Und mit meinen vorherigen Hunden hat das auch ganz wundervoll geklappt. Bis eben besagter Riesenschnauzer in mein Leben trat. Dass das nicht unbedingt der Hund ist, der für einen Besuch im Hundepark oder in Bremens Innenstadt geeignet ist, hätte ich auch selber herausfinden können, wenn ich mich mit der Rasse im Vorfeld mal ernsthaft beschäftigt hätte – ohne rosarote Brille und Herzchen in den Augen. Aber ich wollte eben unbedingt einen Riesenschnauzer haben und ich wollte genauso unbedingt glauben, dass ich mehr oder weniger einen Zwergschnauzer in groß kriegen würde. Was natürlich ein Irrtum war.

 

Mittlerweile habe ich noch einen weiteren Gebrauchshund bei mir zu Hause, obwohl ich immer noch in der Stadt wohne. Vor dem Border Collie haben mich viele wohlmeinenden Menschen im Vorfeld gewarnt. Ich hatte fast so ein bisschen das Gefühl, ich müsste mir mindestens zwei Laufenten auf die Dachterrasse stellen und am besten gleich dazu schon mal eine Mitgliedschaft im Agilityclub abschließen, um dem Border Collie auch nur annährend gerecht werden zu können. Tatsächlich aber ist Digger auch ohne Hüten und Sport, ein wirklich toller, in sich ruhender und sehr charmanter Hund geworden. Mit ihm hatte ich in vielerlei Hinsicht Glück.

 

Aber ich bin mir auch der Verantwortung bewusst, die ich habe, wenn ich zwei so ausgesprochene Spezialisten wie einen Riesenschnauzer und einen Border Collie in die Familie hole. Ich erwarte von meinem Riesenschnauzer nicht, dass er jeden Fremden freundlich an der Tür empfängt und ihn zu seinem Sessel geleitet, er muss sich nicht von jedem anfassen lassen und auf der Hundewiese nicht anderer Leute Hunde bespaßen. Das erwarte ich von meinem Border Collie allerdings auch nicht.

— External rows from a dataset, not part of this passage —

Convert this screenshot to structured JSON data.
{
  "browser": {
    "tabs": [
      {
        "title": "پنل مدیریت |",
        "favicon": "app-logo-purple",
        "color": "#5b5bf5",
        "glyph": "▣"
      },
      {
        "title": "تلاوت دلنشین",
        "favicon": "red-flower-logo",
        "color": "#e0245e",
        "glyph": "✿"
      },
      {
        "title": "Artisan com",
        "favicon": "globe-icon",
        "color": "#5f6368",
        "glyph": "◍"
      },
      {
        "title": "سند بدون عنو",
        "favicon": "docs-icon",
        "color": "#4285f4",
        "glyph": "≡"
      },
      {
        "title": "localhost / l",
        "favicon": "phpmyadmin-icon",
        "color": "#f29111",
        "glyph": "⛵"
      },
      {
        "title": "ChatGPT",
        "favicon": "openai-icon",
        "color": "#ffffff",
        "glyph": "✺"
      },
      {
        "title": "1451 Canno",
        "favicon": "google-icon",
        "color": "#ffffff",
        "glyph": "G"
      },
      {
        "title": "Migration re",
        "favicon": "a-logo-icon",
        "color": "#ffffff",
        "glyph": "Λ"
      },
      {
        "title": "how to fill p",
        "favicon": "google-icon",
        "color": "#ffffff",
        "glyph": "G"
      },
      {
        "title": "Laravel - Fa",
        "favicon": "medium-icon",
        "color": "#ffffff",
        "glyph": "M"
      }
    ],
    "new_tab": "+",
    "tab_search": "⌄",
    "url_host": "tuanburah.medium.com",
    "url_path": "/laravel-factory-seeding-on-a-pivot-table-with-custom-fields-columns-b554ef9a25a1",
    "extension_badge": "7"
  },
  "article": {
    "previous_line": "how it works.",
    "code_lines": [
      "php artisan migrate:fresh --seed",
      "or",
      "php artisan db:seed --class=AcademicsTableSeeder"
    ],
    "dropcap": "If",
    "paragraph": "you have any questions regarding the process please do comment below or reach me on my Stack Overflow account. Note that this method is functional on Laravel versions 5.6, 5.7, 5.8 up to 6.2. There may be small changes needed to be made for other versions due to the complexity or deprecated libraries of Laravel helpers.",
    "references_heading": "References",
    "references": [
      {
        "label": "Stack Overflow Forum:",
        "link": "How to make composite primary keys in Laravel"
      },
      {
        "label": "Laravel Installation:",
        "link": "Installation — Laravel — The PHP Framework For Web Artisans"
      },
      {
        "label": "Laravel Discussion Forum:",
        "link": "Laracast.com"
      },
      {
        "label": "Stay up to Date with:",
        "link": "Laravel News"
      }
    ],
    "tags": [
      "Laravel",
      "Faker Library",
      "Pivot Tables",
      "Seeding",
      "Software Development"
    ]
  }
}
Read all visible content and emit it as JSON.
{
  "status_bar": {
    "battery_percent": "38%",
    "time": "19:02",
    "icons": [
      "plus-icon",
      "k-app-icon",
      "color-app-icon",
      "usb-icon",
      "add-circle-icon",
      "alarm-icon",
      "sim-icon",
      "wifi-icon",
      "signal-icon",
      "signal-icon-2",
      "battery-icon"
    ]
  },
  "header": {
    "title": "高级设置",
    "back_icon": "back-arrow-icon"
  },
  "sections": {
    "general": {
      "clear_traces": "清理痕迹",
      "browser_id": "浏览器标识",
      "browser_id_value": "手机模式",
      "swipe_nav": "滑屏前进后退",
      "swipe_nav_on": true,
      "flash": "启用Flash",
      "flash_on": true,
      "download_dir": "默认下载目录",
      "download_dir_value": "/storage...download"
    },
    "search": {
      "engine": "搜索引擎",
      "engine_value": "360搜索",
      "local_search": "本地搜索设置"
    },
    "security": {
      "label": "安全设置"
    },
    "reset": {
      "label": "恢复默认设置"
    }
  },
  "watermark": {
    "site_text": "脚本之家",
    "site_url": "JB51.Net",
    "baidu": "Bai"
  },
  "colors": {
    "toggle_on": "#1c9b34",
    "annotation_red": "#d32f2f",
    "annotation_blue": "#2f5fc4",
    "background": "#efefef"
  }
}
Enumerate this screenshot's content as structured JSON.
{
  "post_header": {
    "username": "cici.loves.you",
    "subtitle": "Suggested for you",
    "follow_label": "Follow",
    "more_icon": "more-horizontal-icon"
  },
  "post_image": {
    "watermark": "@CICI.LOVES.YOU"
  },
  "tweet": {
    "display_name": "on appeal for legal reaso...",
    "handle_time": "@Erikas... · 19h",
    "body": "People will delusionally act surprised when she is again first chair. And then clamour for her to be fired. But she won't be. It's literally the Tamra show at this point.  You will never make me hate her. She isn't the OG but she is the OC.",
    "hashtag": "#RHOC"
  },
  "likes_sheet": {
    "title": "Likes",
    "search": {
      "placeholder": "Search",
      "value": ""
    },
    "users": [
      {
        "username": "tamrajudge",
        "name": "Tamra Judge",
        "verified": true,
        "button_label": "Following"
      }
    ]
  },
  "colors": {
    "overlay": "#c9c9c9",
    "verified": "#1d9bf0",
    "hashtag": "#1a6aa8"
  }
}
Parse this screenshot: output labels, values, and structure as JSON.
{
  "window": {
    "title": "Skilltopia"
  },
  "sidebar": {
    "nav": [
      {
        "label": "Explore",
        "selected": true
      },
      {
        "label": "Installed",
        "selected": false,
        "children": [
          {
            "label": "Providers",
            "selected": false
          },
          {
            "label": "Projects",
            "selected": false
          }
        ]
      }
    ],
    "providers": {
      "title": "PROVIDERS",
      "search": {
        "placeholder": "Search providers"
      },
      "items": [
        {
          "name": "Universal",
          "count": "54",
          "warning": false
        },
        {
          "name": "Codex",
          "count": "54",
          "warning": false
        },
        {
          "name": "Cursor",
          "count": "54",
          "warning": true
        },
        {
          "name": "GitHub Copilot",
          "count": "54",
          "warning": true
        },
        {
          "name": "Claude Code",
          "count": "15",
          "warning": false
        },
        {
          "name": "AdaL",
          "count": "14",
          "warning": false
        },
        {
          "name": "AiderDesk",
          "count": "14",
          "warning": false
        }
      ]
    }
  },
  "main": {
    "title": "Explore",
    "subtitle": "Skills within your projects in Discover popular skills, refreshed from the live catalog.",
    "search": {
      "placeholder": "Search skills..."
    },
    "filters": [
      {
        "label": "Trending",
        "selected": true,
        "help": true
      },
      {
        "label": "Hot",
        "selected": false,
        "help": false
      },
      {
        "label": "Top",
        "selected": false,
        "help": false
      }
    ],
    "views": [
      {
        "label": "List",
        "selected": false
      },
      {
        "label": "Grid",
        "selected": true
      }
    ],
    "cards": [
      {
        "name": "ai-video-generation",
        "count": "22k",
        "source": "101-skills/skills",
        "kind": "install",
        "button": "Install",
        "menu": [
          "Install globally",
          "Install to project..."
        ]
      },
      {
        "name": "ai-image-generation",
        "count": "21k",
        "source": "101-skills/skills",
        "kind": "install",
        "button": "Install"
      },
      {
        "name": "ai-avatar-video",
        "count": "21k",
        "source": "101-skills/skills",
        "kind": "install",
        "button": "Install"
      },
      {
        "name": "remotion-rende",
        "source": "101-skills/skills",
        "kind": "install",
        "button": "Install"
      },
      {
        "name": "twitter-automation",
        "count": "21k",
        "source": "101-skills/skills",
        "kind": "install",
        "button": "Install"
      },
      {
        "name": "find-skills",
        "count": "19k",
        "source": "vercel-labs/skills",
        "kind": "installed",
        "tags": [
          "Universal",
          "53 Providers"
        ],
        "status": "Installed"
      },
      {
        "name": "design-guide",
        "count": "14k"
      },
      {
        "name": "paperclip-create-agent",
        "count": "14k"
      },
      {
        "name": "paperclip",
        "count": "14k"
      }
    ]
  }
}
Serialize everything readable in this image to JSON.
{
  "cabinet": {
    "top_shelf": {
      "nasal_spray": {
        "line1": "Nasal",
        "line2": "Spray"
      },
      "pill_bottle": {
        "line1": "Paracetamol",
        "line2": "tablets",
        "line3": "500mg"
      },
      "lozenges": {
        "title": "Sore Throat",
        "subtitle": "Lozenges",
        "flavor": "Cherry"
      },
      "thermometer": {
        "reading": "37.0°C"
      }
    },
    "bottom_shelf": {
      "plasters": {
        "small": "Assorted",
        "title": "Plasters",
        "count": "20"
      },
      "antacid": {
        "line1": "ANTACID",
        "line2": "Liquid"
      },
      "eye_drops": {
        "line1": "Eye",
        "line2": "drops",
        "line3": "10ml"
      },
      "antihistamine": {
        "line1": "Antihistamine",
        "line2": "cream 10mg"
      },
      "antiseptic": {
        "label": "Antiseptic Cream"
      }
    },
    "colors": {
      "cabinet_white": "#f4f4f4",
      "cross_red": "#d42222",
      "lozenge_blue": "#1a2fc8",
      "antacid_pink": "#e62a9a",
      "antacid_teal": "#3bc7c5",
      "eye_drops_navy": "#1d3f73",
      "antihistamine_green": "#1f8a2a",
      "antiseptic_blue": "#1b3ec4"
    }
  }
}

Er kann nichts für seine Rassemerkmale, ich glaube, es ist ihm schlicht nicht möglich, andere Hunde aus der Ferne nicht zu fixieren – und eine Horde „spielender“ Hunde auf einer Wiese lassen einfach seine Hütehundnerven durchbrennen. Das erspare ich ihm also.

 

Ich habe mich in meinem Leben ein Stück weit also meinen Hunden angepasst. Sie können ja nichts dafür, dass ich sie mir ausgesucht habe. Und für meine rosarote Brille und meine Herzchen in den Augen können sie auch nichts. Mein nächster Hund wird vielleicht ein Chihuahua oder ein Malteser oder sonst irgendeine ausgesprochene Schoßhundrasse. Oder ein alter Hund aus einer Nothilfe oder dem Tierheim. Ein Hund jedenfalls, der dann keine stundenlange Spaziergänge oder Touren am Fahrrad von mir einfordert. Da ich mit Digger und Carotte aber verabredet habe, dass beide mindestens 15 Jahre alt werden, kann das aber noch eine ganze Weile dauern.